ふむ、今のところ人間関係に難はないようだ。


「安心した?」

「うん、まぁ一安心かな」


 禁断症状的なものが出ていないか不安だったけど、この分なら無用な心配だった。


「そろそろ昼休み終わるから私たちも戻ろうか~」

「ん、そだね」

 眠くなる午後の授業も乗り切り、帰りのホームルームを終えれば後は家に帰るだけ。

 行く所があるらしい実乃里と別れ、掃除当番らしい理央を玄関ホールで待つ。


「あーれは……違うな、一年じゃないな」


 二階で待てば?と言われたけど、滅多に高校生が通らない場所で一人待つのは気まずい。すぐに会える確立は高くなるけど、いかんせん場違い感が半端ない。


「お待たせー!お姉ちゃん!!」


 待つこと約十分、声の方向に視線をやると、階段を二段飛ばしで駆け降りる凄いのがいた。理央はその勢いのまま私の隣に走ってきた。

二段飛ばしなんてお姉ちゃんはできないよ、怖くて。


「待たせてごめんね、早く帰ろう!」


若干の注目を集めながらも理央は気にすることなく、私の腕を取って歩き始める。
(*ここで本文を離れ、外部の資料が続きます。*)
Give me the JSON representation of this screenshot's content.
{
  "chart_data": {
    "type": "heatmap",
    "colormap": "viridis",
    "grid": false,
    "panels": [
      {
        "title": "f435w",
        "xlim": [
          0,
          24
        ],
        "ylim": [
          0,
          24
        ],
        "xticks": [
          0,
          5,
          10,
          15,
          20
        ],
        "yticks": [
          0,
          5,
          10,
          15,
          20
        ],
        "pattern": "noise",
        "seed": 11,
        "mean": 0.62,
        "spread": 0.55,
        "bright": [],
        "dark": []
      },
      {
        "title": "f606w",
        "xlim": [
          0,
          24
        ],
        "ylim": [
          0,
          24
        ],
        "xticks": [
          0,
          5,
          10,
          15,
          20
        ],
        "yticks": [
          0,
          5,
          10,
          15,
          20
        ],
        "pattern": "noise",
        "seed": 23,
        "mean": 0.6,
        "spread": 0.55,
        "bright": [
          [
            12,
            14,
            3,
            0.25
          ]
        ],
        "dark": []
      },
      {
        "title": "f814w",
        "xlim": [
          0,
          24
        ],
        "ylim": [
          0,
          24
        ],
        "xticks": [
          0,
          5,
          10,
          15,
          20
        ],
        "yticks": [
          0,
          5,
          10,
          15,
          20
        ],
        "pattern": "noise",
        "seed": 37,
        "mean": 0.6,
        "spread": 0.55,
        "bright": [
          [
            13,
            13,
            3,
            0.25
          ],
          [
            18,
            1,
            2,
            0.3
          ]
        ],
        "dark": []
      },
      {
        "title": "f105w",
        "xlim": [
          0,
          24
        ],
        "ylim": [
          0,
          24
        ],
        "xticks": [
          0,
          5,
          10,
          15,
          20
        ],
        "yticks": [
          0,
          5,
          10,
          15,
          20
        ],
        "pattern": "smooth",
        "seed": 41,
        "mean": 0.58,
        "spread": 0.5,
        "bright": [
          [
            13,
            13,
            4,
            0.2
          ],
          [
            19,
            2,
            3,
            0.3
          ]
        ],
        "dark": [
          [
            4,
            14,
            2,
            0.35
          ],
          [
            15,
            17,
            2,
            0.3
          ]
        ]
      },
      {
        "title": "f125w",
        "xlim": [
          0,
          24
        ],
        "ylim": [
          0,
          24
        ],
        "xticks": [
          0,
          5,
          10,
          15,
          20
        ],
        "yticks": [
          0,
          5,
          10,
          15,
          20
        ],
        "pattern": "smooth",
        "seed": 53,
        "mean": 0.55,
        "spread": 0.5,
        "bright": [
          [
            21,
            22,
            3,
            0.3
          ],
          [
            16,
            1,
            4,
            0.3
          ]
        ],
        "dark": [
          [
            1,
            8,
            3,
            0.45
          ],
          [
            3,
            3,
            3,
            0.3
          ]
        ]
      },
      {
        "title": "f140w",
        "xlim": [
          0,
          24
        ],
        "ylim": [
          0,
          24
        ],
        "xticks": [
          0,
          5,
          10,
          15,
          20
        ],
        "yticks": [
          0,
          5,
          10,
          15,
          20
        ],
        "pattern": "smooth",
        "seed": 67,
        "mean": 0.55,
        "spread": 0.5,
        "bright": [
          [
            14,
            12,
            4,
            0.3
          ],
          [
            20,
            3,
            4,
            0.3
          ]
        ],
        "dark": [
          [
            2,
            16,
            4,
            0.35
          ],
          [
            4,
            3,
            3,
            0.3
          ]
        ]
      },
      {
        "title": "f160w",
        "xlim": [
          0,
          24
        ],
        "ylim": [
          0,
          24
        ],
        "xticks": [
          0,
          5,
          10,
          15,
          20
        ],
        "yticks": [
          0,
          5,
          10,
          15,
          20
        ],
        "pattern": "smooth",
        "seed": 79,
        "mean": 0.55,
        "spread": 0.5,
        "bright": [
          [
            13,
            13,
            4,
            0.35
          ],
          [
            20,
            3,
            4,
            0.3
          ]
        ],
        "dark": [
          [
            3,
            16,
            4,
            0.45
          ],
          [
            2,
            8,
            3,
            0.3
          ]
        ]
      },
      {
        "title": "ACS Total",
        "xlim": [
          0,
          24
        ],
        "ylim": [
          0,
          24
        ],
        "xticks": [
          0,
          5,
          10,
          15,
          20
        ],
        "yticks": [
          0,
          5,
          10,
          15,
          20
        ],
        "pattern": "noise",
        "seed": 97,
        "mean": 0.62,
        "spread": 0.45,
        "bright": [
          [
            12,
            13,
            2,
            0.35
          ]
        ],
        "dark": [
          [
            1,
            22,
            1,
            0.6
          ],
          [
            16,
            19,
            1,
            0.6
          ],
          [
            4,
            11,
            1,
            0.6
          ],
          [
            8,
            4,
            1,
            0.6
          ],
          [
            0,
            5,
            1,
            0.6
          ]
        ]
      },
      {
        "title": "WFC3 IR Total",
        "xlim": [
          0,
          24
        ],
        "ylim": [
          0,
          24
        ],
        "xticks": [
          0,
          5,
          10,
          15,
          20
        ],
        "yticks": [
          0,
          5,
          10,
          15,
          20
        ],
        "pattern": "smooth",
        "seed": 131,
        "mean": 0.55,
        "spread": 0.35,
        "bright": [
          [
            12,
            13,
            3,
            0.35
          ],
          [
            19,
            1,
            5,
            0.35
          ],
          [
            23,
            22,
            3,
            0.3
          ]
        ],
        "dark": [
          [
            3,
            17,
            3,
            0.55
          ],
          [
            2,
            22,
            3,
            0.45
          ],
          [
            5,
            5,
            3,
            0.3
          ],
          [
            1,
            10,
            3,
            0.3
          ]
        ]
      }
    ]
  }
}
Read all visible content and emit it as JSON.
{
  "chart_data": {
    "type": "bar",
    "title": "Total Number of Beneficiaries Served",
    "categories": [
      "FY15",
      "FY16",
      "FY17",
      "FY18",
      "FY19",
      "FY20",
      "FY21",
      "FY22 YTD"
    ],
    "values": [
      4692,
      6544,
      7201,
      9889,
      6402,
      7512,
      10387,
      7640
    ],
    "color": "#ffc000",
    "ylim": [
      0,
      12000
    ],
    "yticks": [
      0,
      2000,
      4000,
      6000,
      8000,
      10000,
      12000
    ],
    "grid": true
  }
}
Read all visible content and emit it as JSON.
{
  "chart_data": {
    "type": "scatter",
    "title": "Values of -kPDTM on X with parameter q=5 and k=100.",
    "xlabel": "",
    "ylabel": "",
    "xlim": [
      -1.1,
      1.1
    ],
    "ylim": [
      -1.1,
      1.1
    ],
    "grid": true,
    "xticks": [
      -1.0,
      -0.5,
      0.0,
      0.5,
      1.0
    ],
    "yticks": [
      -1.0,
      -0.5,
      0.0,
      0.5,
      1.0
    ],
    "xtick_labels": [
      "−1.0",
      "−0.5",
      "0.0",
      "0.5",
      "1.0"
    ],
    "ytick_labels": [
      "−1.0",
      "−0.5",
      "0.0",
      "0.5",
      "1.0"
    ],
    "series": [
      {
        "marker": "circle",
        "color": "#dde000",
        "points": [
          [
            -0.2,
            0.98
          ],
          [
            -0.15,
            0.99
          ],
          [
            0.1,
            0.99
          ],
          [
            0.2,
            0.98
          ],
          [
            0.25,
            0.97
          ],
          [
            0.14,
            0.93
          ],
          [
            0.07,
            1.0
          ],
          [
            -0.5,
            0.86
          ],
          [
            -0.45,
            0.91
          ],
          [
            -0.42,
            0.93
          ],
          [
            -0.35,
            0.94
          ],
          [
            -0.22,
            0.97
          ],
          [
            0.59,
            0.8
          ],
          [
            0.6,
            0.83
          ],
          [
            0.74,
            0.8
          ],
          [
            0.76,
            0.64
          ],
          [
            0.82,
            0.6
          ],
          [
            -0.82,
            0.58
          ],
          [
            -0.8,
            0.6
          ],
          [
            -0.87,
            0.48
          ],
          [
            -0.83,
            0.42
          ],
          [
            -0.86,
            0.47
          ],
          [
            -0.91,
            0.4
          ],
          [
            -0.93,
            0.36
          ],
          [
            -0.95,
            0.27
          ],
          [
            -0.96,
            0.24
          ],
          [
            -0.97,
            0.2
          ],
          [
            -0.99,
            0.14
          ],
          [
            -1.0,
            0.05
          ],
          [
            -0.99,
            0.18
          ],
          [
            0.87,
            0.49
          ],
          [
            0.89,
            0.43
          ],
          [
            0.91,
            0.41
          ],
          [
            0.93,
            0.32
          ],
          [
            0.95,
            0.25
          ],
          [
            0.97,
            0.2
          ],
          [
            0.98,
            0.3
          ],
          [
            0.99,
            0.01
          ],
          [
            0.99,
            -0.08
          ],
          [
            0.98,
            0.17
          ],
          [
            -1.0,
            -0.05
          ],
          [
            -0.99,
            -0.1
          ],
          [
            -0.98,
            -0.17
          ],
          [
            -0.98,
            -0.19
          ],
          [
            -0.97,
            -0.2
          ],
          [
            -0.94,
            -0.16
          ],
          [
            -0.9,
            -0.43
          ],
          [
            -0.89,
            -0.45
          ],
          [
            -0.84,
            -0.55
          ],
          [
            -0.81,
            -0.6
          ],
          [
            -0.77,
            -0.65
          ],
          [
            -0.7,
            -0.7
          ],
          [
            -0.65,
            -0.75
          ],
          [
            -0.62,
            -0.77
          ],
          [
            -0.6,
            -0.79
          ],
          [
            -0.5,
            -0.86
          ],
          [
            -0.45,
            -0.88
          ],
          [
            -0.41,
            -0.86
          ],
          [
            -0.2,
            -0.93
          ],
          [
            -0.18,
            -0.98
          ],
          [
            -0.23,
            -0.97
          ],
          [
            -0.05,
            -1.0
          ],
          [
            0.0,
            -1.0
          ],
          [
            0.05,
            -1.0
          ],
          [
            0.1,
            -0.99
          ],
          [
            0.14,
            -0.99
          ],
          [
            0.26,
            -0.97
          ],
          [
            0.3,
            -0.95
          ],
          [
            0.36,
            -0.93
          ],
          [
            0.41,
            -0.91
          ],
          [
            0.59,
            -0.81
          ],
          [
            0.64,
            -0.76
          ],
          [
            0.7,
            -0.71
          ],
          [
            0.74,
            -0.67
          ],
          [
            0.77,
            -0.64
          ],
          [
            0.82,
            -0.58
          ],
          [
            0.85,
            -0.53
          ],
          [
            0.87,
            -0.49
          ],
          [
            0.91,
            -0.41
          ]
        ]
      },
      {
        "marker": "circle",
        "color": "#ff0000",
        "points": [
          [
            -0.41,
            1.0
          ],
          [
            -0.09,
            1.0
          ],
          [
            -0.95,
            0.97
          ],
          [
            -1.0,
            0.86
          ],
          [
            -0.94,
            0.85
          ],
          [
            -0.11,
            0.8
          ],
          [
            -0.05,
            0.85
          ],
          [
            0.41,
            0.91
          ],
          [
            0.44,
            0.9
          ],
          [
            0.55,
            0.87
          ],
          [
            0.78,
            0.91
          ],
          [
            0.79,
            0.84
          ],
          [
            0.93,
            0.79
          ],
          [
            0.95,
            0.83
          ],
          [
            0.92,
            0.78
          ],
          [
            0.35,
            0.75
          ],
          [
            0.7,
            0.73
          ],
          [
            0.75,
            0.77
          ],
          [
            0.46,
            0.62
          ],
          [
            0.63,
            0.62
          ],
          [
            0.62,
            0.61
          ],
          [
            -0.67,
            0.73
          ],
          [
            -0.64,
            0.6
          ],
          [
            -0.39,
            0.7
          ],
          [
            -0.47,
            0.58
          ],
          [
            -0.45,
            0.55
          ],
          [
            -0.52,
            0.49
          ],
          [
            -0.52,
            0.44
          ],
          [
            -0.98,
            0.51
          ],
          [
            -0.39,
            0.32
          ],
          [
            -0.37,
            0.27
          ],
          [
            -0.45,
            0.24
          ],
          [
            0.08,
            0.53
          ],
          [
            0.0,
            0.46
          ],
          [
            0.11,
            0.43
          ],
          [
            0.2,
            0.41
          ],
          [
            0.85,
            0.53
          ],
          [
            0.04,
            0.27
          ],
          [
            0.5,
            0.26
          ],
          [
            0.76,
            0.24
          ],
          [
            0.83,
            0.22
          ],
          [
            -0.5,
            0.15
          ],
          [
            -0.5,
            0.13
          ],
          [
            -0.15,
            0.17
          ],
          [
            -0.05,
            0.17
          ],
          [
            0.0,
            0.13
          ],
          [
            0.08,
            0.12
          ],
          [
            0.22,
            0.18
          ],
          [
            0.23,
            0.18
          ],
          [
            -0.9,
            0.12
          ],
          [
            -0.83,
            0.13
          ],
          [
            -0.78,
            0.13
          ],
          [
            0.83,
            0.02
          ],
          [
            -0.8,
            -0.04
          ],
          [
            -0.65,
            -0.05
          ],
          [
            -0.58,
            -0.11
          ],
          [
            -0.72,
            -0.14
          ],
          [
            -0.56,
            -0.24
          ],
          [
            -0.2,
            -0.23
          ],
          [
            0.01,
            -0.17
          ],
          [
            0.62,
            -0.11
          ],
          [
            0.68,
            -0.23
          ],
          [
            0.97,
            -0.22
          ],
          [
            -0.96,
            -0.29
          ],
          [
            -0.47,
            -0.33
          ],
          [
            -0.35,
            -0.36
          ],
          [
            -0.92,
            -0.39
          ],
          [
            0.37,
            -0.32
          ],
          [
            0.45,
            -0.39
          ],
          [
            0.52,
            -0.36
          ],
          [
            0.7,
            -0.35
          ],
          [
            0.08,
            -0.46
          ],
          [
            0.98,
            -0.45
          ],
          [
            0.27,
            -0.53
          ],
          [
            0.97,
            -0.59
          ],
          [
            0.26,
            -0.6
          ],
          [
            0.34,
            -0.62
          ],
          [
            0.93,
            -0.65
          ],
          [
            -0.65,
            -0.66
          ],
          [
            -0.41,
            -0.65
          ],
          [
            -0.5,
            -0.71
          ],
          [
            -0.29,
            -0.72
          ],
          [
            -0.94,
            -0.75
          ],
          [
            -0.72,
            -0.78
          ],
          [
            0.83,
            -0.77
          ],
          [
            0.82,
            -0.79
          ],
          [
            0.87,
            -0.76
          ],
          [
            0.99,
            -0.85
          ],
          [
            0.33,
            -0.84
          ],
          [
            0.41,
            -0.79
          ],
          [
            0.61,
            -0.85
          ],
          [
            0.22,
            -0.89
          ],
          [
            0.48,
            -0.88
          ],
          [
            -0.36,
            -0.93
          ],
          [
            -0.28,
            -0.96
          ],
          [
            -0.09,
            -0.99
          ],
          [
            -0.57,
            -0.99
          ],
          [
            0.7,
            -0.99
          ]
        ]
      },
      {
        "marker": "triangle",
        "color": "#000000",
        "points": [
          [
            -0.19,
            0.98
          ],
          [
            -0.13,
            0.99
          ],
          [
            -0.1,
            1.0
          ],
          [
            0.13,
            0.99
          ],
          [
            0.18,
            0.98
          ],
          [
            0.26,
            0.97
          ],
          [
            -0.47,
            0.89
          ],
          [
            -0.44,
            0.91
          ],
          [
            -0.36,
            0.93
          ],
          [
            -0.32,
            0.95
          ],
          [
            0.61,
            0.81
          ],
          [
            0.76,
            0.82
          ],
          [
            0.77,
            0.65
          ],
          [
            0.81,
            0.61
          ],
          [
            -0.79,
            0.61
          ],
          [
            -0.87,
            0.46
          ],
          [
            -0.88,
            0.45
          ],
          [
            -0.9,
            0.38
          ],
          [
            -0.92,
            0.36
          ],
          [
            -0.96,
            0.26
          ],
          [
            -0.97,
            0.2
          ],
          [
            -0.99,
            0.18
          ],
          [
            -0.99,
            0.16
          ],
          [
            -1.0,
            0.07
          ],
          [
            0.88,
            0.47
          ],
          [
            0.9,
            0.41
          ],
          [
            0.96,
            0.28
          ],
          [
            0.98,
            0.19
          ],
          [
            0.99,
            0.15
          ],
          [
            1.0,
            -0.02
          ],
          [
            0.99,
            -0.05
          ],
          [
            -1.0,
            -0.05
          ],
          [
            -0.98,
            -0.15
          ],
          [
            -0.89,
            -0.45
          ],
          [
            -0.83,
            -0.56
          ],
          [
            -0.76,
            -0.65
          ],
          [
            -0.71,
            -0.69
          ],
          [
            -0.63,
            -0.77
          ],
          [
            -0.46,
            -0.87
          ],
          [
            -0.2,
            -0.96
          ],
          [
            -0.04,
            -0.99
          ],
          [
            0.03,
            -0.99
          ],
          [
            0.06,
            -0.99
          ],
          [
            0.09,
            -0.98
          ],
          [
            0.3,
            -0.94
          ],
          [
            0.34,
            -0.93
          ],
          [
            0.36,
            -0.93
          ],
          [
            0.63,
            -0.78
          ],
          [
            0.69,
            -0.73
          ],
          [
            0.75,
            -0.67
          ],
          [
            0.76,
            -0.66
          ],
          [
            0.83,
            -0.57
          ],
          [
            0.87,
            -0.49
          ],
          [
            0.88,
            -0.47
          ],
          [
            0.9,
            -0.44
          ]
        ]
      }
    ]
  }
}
この子はこの子でマイペースだねぇ。


「ところでお姉ちゃん」

「何だい?妹よ」

「四時間目の時、もしかしていた?」

「い、いたってどこに?」

「教室の前とか」


 なかなかに鋭い妹である。私と実乃里はあのフロアにいた。

 しかしどうして私がいると思ったのだろう?後ろ側の扉近くの席だけど、後ろに振り返ることなんてなかったから私たちの存在を認知するなど……。


「同じ空間にお姉ちゃんの気を感じたの……!」

「またまたー、どこぞの少年漫画じゃないんだから」


 普通なら「まーた漫画に影響されちゃって……」となるが。この妹のことだ、冗談じゃなくて本気で言っているのだろう。理央が私の生体反応を感知しても何ら不思議はない。

 下校途中、妹と話す私はちょっぴり不安を抱くのだった。